Rintik-Rintik Duka (Sebuah Cerpen)
Memang sudah biasa hujan turun tanpa
ancar-ancar. Ia pun sudah bosan dikelabui cerahnya panas matahari selama
beberapa jam hingga tak lama berselang turun hujan sederas-derasnya. Kota kecil
tempatnya berlabuh saat ini memang tak biasa. Ketika langit terlihat mendung,
hujan tak turun. Namun, ketika matahari cerah dapat dipastikan hujan akan turun
sederas air mata Nawang Wulan yang kehilangan selendangnya.

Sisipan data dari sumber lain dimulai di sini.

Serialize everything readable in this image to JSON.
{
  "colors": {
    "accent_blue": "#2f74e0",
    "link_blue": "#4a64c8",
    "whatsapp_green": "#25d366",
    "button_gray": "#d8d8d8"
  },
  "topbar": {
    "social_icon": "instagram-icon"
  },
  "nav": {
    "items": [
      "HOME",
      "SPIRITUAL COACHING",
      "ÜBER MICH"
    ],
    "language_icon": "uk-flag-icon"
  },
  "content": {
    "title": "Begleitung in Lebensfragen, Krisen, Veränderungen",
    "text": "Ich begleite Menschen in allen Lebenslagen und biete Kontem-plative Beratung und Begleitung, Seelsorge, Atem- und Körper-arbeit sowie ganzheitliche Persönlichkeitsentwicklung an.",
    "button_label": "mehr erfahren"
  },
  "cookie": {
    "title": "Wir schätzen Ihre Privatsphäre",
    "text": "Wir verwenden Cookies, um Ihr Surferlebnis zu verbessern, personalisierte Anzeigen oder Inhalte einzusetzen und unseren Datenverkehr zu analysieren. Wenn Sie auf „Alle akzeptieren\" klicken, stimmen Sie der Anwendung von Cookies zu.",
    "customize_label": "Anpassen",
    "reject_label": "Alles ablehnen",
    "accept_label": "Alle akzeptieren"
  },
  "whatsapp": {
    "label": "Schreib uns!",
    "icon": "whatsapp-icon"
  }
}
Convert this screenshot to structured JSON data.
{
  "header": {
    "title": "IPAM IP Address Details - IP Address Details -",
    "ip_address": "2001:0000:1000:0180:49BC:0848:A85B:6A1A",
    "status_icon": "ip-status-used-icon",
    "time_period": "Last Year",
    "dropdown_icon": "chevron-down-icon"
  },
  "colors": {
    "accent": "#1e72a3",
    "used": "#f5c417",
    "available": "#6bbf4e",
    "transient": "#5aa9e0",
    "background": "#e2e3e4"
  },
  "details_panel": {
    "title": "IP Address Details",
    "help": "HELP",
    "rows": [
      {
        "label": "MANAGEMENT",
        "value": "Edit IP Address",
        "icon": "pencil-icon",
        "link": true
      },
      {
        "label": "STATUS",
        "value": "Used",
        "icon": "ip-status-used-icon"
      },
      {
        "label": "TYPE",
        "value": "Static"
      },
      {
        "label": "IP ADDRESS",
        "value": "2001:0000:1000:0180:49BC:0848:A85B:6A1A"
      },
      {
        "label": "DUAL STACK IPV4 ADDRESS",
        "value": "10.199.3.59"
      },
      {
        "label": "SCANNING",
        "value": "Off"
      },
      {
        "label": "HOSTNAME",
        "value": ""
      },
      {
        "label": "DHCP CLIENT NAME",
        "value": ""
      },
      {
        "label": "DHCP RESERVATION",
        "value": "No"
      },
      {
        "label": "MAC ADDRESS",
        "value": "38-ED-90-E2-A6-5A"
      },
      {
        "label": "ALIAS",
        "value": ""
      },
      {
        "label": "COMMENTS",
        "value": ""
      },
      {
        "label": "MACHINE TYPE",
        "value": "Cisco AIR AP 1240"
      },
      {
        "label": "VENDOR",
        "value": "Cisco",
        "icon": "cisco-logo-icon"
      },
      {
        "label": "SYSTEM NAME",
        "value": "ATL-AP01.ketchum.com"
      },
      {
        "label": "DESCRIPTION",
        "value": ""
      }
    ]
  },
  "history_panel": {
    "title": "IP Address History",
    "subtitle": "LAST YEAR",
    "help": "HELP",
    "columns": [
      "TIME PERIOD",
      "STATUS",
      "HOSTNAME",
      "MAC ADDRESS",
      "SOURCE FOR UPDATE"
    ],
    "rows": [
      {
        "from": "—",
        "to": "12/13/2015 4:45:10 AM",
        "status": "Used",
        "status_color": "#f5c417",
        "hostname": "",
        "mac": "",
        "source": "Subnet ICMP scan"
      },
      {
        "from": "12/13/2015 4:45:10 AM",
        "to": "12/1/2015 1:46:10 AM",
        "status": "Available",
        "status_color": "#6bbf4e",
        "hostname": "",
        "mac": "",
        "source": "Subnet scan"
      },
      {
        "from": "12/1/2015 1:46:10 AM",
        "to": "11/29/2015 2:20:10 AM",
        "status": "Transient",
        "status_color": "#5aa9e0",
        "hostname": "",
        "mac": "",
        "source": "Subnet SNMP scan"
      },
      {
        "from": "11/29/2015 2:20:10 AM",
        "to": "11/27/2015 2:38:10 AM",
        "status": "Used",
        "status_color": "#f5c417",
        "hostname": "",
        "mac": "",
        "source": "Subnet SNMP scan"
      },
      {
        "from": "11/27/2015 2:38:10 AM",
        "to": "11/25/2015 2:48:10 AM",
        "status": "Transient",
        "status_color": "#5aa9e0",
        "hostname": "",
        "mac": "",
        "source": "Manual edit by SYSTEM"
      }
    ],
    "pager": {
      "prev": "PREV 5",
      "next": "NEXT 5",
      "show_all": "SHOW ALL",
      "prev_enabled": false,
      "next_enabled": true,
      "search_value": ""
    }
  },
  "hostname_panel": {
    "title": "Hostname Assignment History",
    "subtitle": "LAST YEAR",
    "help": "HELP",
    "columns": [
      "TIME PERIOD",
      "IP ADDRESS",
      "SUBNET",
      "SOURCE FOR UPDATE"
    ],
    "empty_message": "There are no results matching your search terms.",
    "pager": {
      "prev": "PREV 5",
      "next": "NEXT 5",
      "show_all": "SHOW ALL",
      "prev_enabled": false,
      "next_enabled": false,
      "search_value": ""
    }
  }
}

Pikirnya di musim kemarau kali ini hujan tidak akan
turun. Namun barangkali ia salah, karena hujan deras turun tepat pukul 12
siang, di saat ia sedang sibuk-sibuknya. Tentu saja pada akhirnya ia terpaksa
berteduh. Merelakan detik demi detik waktunya untuk menyaksikan bulir-bulir air
hujan yang turun. Atau pun menyaksikan satu persatu pengendara motor memakai
mantelnya. Ada pula kerumunan orang-orang yang seolah-olah tak takut akan
hujan. Ada pula polisi dan mobil ambulans. Mungkin
ada orang yang kecelakaan, pikirnya. Derasnya hujan meluluhkan rasa
penasarannya.
Menit demi menit berlalu namun nampaknya
hujan tidak mengijinkannya untuk beranjak. Merasa terlalu banyak waktu yang
terbuang, dirinya memutuskan untuk pergi saja. Hingga sampai akhirnya suara
seorang gadis membekukan langkahnya.
“Apa kamu percaya hujan merupakan
wujud duka?”
Matanya lalu terpicing. Belum pernah
sebelumnya ia mendengar suara seaneh gadis itu. Lebih-lebih dilempari
pertanyaan absurd oleh seorang anonim tak dikenal yang baru ia temui secara
kebetulan di jalan.
“Sejak kapan kamu ada di situ?”,
tanyanya.
“Sejak tadi, menunggumu.”
Ah, apa pula mau gadis ini. Buat apa punya payung kalau ketika hujan
tetap saja berteduh,
ujarnya. “Kamu menungguku dengan payungmu? Apa gunamu punya payung?”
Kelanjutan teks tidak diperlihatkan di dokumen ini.